My first and only job in England, much to the amazement and pride of my friends back home, was in the Communications Directorate of a large British Government department in Victoria, London, a short walk from the Houses of Parliament and Downing Street, where I worked to start with on campaigns to influence the population in favour of Eco-towns - before asking for a transfer to join colleagues in the Home Office, DfID and the FCO working on campaigns to influence young Muslims to reject violent extremism and terrorism. Imagine it, me, a Romanian citizen at that time (now I have dual British and Romanian citizenship), doing that - it was courageous of the Director.
But, after three years, and even though I loved working among London's ethnic community in Brick Lane and more, and even though I was grateful for having been given the opportunity to work on the PM's Big Society project, I decided I had to re-take my freedom - to find ways of using my creativity, curiosity and life experiences for audiences of my own choosing.
With my husband I had been back to Africa, perilously flying at 1,500 feet in a single engine Cessna plane, dodging violent African storms, landing on remote, waterlogged, dirt strips at isolated community farming projects in places that he refers to as “God’s own Country” and to that beach in the Cape and its penguins, to that sunset, and to my real purpose in life, to something that I know Jane will be proud of as she watches over me. I finally decided then to use my life experiences to find ways of empowering women who are less fortunate than me to build better lives for themselves, to carry on Jane’s work, work that had so materially touched and enhanced my life and enhanced the lives of so many others.

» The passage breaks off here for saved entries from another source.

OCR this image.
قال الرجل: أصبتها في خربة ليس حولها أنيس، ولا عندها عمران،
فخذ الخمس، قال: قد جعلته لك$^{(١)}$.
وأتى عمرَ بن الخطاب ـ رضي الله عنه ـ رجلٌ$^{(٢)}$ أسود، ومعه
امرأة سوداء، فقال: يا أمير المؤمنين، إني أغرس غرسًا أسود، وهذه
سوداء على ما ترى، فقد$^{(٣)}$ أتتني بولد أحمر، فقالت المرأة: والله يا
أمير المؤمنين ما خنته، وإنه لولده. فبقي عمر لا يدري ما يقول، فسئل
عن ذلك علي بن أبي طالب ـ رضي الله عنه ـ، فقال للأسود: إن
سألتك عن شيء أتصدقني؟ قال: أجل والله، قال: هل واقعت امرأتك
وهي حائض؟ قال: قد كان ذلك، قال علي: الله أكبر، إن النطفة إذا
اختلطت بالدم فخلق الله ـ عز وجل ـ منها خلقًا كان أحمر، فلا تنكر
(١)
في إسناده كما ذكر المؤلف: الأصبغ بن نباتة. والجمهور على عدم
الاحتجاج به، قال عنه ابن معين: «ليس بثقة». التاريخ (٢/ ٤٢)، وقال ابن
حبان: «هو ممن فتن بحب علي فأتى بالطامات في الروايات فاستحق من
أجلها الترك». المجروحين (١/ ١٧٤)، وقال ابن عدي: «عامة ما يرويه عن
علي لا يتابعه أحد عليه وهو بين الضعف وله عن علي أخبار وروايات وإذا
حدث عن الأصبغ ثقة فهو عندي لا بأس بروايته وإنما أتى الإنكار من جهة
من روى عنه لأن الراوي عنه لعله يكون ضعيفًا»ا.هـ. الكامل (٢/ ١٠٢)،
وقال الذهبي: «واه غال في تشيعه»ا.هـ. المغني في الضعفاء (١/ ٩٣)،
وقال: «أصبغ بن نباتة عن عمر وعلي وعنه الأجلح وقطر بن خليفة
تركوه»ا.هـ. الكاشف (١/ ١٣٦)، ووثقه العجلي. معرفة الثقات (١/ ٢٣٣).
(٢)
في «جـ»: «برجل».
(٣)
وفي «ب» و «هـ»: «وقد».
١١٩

So the cycle of change in my life turned again, I had to re-learn and to re-invent myself again, but if it's what you decide you want in life...........
So much is left unwritten for the moment - the words that describe the scents, the colours, the textures, the changing sounds, emotions and extraordinary architectural diversity of my home city, a diversity that reflects the tidal waves of influence over Romania for centuries - Ottoman, classical European and communist - and words that capture the beauty of Romania, it's glorious snow capped Carpathian mountain ranges and untouched wilderness foothills where the undisturbed peace of wild flowers and summer bees always guarantees a sweet harvest and the contentment that comes from caring for the land through the changing seasons, caring for fruit laden orchards, for cherished animals, all of which is indelibly stamped on the sun drenched faces of those whose lives in the countryside have hardly changed for centuries. But I will write the story one day.